Le « pompier pyromane », ainsi surnommé par ses détracteurs qui accusaient ses méthodes de gestion d’aggraver le mal au lieu de le soigner, reprend du service. Il a aidé quelques petits pays l’an passé : la Hongrie, la Serbie, le Pakistan ou, encore, l’Islande. Il s’attend à être à nouveau sollicité par les économies émergentes au bord de la noyade. Il s’attend surtout – et c’est là bien plus inquiétant – à l’être par de nouveaux mendiants, issus des pays désormais anciennement riches. Bref, de chez nous.

Les communicants du FMI ont beau se cacher derrière des termes tels que « mesure contingente », « il est prudent en ces temps-ci »…, le couperet n’en est pas moins tranchant.

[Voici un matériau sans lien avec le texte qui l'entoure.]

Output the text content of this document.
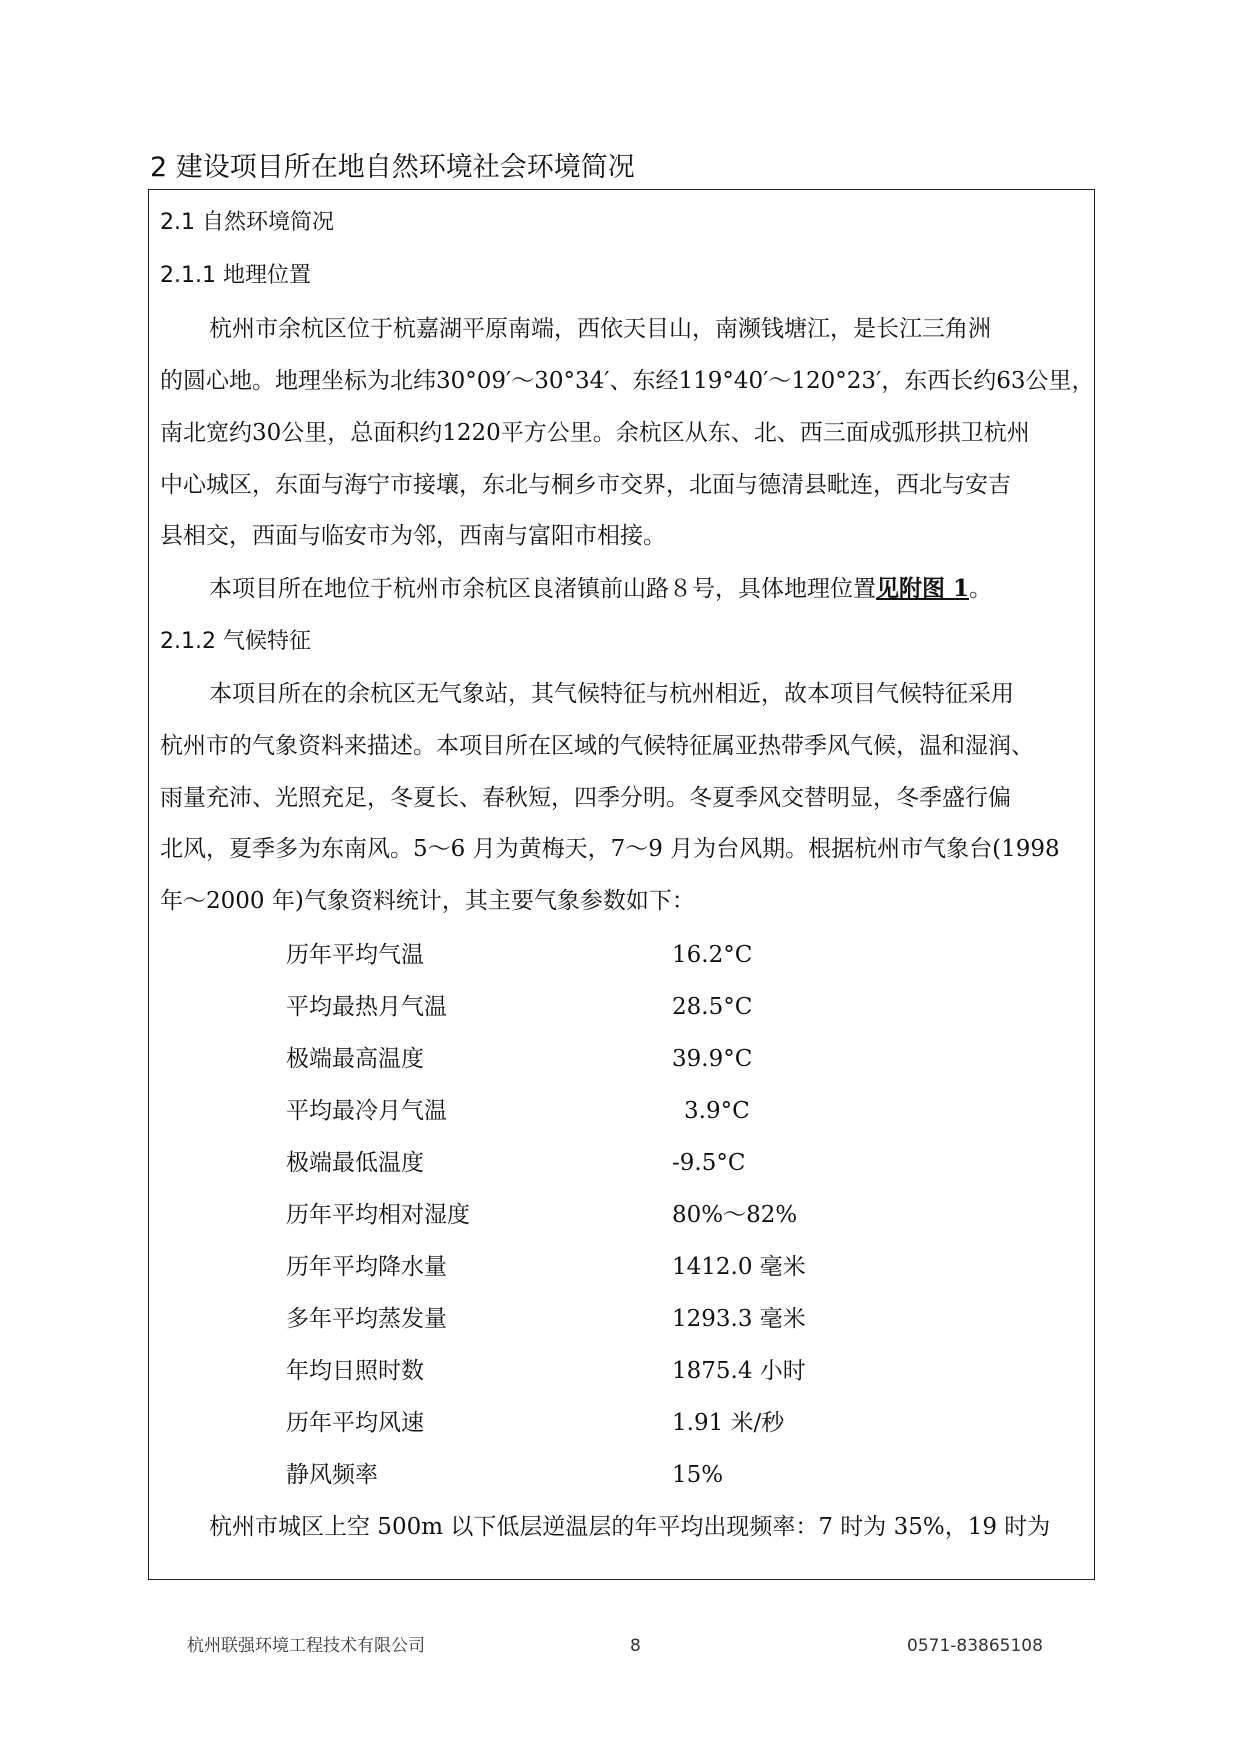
2 建设项目所在地自然环境社会环境简况
2.1 自然环境简况
2.1.1 地理位置
杭州市余杭区位于杭嘉湖平原南端，西依天目山，南濒钱塘江，是长江三角洲
的圆心地。地理坐标为北纬30°09′～30°34′、东经119°40′～120°23′，东西长约63公里，
南北宽约30公里，总面积约1220平方公里。余杭区从东、北、西三面成弧形拱卫杭州
中心城区，东面与海宁市接壤，东北与桐乡市交界，北面与德清县毗连，西北与安吉
县相交，西面与临安市为邻，西南与富阳市相接。
本项目所在地位于杭州市余杭区良渚镇前山路８号，具体地理位置见附图 1。
2.1.2 气候特征
本项目所在的余杭区无气象站，其气候特征与杭州相近，故本项目气候特征采用
杭州市的气象资料来描述。本项目所在区域的气候特征属亚热带季风气候，温和湿润、
雨量充沛、光照充足，冬夏长、春秋短，四季分明。冬夏季风交替明显，冬季盛行偏
北风，夏季多为东南风。5～6 月为黄梅天，7～9 月为台风期。根据杭州市气象台(1998
年～2000 年)气象资料统计，其主要气象参数如下：
历年平均气温	16.2°C
平均最热月气温	28.5°C
极端最高温度	39.9°C
平均最冷月气温	3.9°C
极端最低温度	-9.5°C
历年平均相对湿度	80%～82%
历年平均降水量	1412.0 毫米
多年平均蒸发量	1293.3 毫米
年均日照时数	1875.4 小时
历年平均风速	1.91 米/秒
静风频率	15%
杭州市城区上空 500m 以下低层逆温层的年平均出现频率：7 时为 35%，19 时为
杭州联强环境工程技术有限公司	8	0571-83865108
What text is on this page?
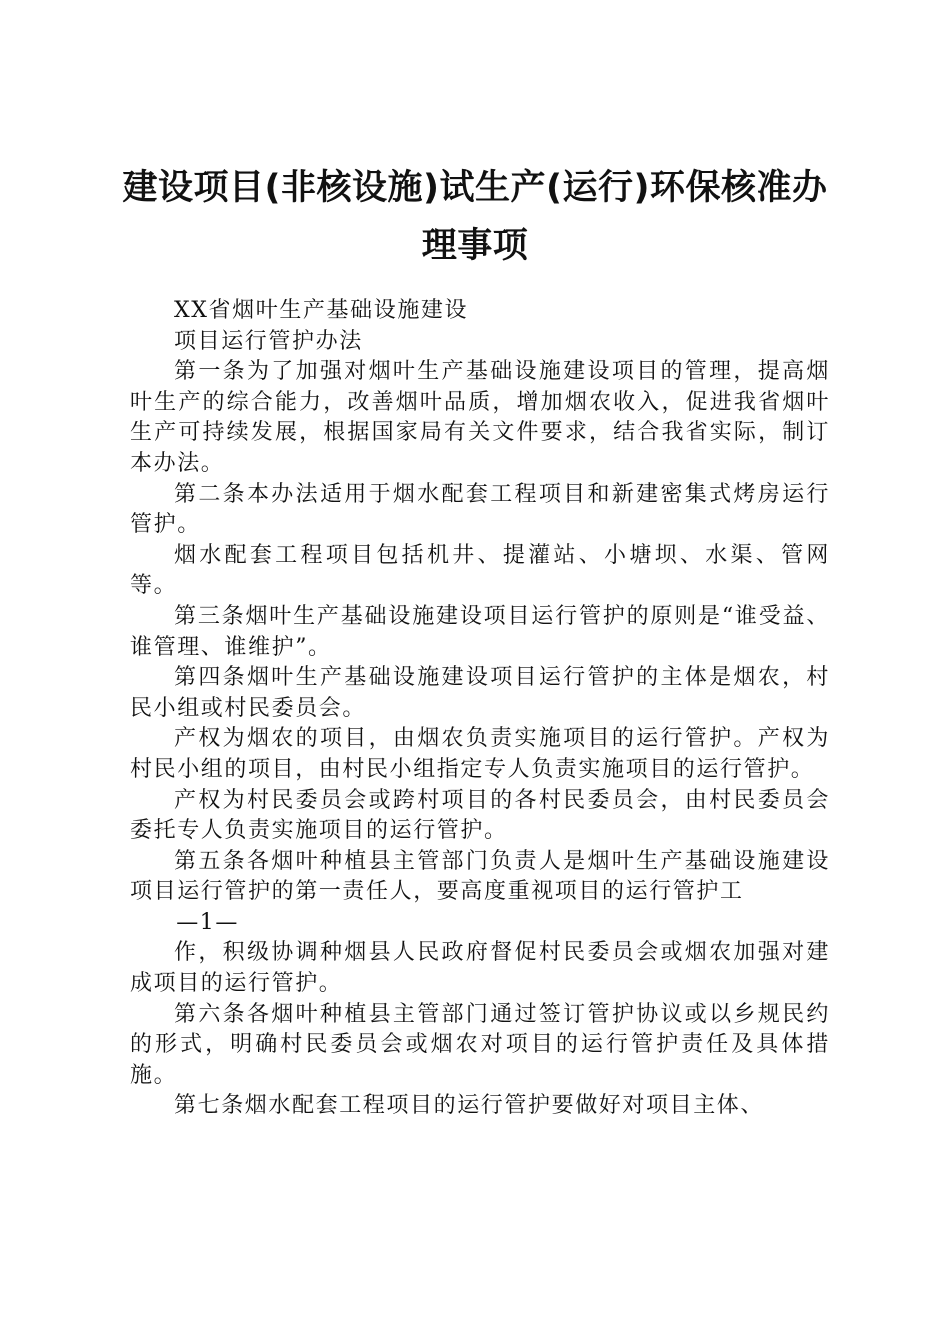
建设项目(非核设施)试生产(运行)环保核准办
理事项

XX省烟叶生产基础设施建设

项目运行管护办法

第一条为了加强对烟叶生产基础设施建设项目的管理，提高烟叶生产的综合能力，改善烟叶品质，增加烟农收入，促进我省烟叶生产可持续发展，根据国家局有关文件要求，结合我省实际，制订本办法。

第二条本办法适用于烟水配套工程项目和新建密集式烤房运行管护。

烟水配套工程项目包括机井、提灌站、小塘坝、水渠、管网等。

第三条烟叶生产基础设施建设项目运行管护的原则是“谁受益、谁管理、谁维护”。

第四条烟叶生产基础设施建设项目运行管护的主体是烟农，村民小组或村民委员会。

产权为烟农的项目，由烟农负责实施项目的运行管护。产权为村民小组的项目，由村民小组指定专人负责实施项目的运行管护。

产权为村民委员会或跨村项目的各村民委员会，由村民委员会委托专人负责实施项目的运行管护。

第五条各烟叶种植县主管部门负责人是烟叶生产基础设施建设项目运行管护的第一责任人，要高度重视项目的运行管护工

—1—

作，积级协调种烟县人民政府督促村民委员会或烟农加强对建成项目的运行管护。

第六条各烟叶种植县主管部门通过签订管护协议或以乡规民约的形式，明确村民委员会或烟农对项目的运行管护责任及具体措施。

第七条烟水配套工程项目的运行管护要做好对项目主体、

Le FMI veut être prêt pour répondre aux SOS. Il a donc lancé à un appel aux dons, ou plutôt aux prêts. Le Japon, loin de se sortir brillamment de la situation actuelle, a promis une centaine de milliards de dollars. Le solde, le FMI envisage de le rassembler en lançant une émission obligataire, ce qui serait une grande première.

Quelles leçons faut-il tirer des quelques minutes de discours du représentant du FMI à Davos ? La première : que l’on a peut-être encore rien vu.

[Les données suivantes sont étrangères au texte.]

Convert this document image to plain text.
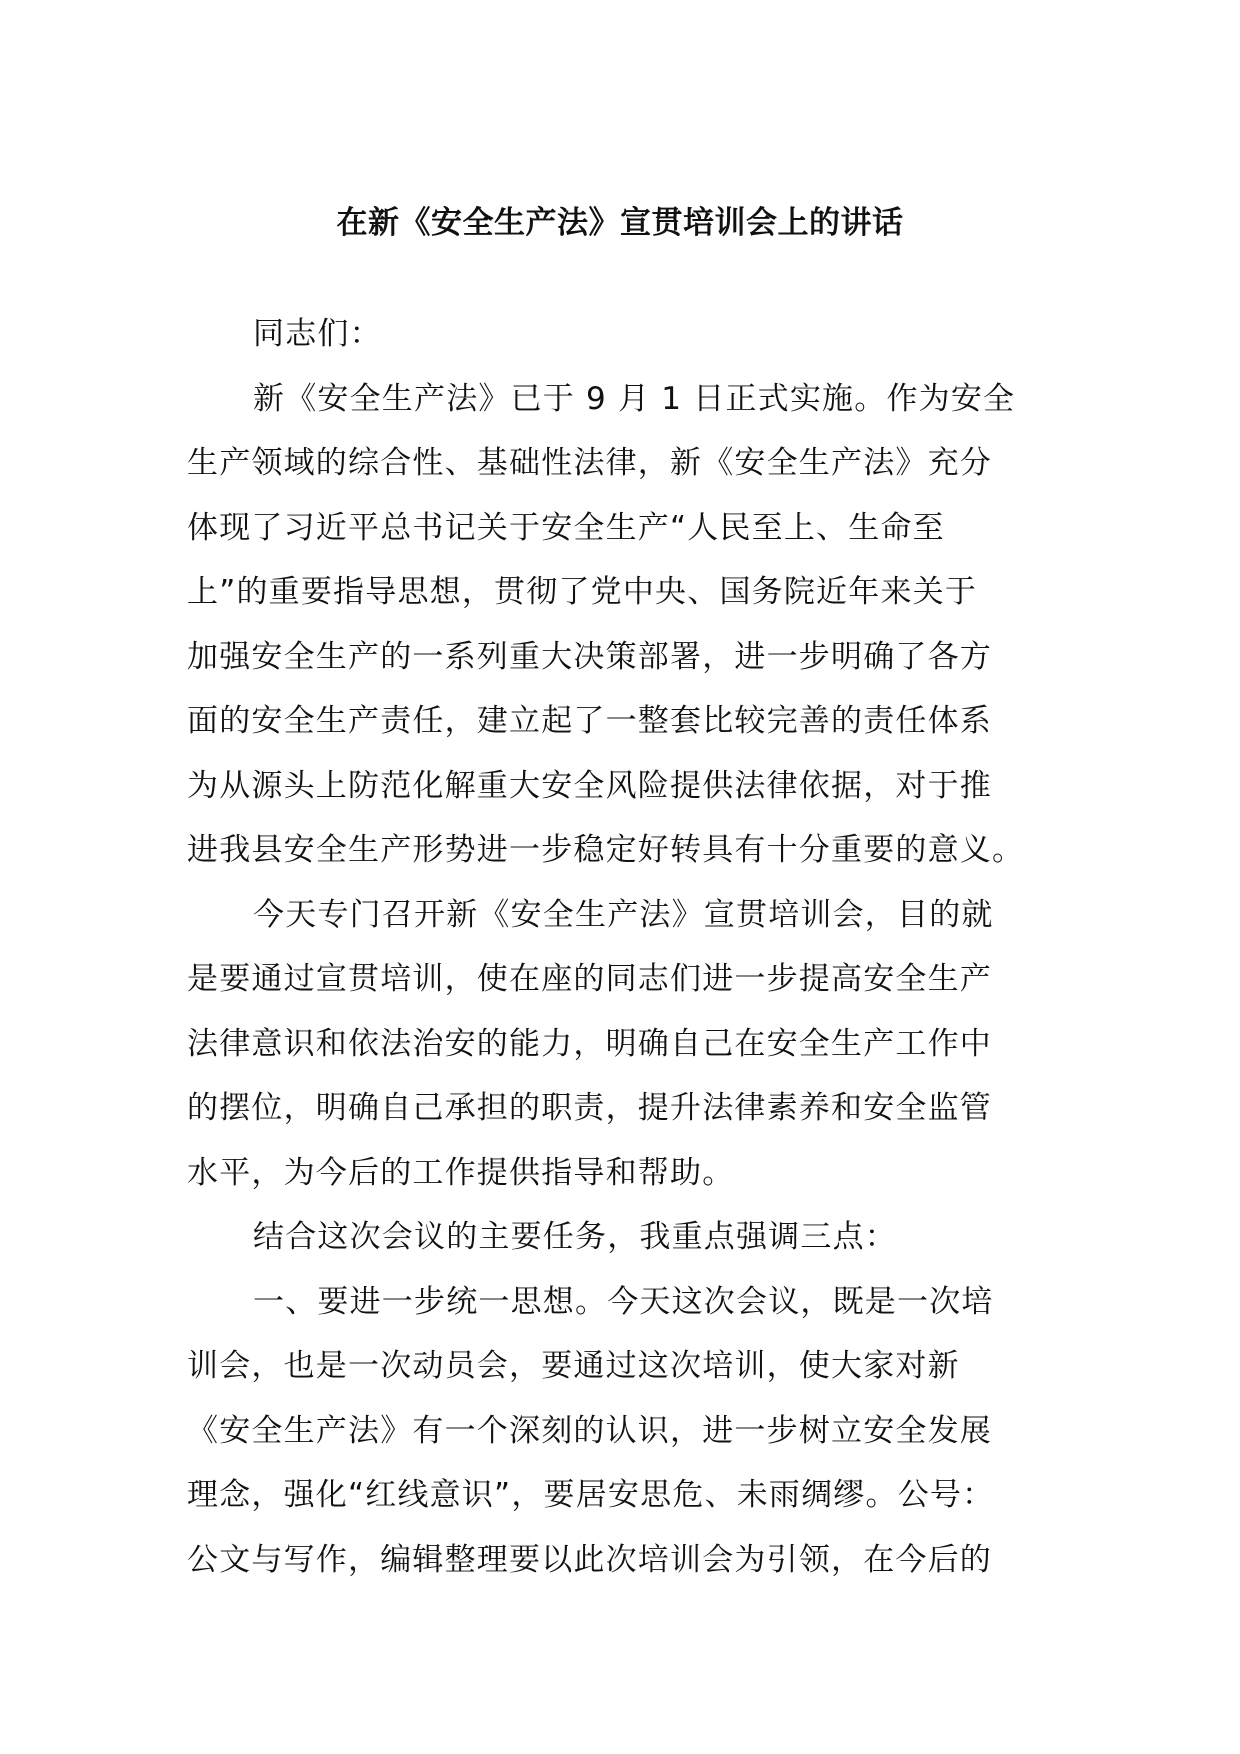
在新《安全生产法》宣贯培训会上的讲话
同志们：
新《安全生产法》已于 9 月 1 日正式实施。作为安全
生产领域的综合性、基础性法律，新《安全生产法》充分
体现了习近平总书记关于安全生产“人民至上、生命至
上”的重要指导思想，贯彻了党中央、国务院近年来关于
加强安全生产的一系列重大决策部署，进一步明确了各方
面的安全生产责任，建立起了一整套比较完善的责任体系
为从源头上防范化解重大安全风险提供法律依据，对于推
进我县安全生产形势进一步稳定好转具有十分重要的意义。
今天专门召开新《安全生产法》宣贯培训会，目的就
是要通过宣贯培训，使在座的同志们进一步提高安全生产
法律意识和依法治安的能力，明确自己在安全生产工作中
的摆位，明确自己承担的职责，提升法律素养和安全监管
水平，为今后的工作提供指导和帮助。
结合这次会议的主要任务，我重点强调三点：
一、要进一步统一思想。今天这次会议，既是一次培
训会，也是一次动员会，要通过这次培训，使大家对新
《安全生产法》有一个深刻的认识，进一步树立安全发展
理念，强化“红线意识”，要居安思危、未雨绸缪。公号：
公文与写作，编辑整理要以此次培训会为引领，在今后的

La seconde : que l’on a, en réalité, encore rien vu si on en arrive au stade où ce sont les Etats mal en point qui doivent alimenter les coffres-forts du banquier mondial afin d’espérer bénéficier de son aide financière. Un peu comme si nous, contribuables, prêtions de l’argent à nos banques dans l’espoir qu’elles daignent bien en retour nous accorder un prêt immobilier. « Toute ressemblance avec des faits réels ne saurait être que fortuite », lirait-on à la fin d’un bon film. Malheureusement, nous sommes bien les acteurs de ce « nanar ». Décidément, on marche sur la tête.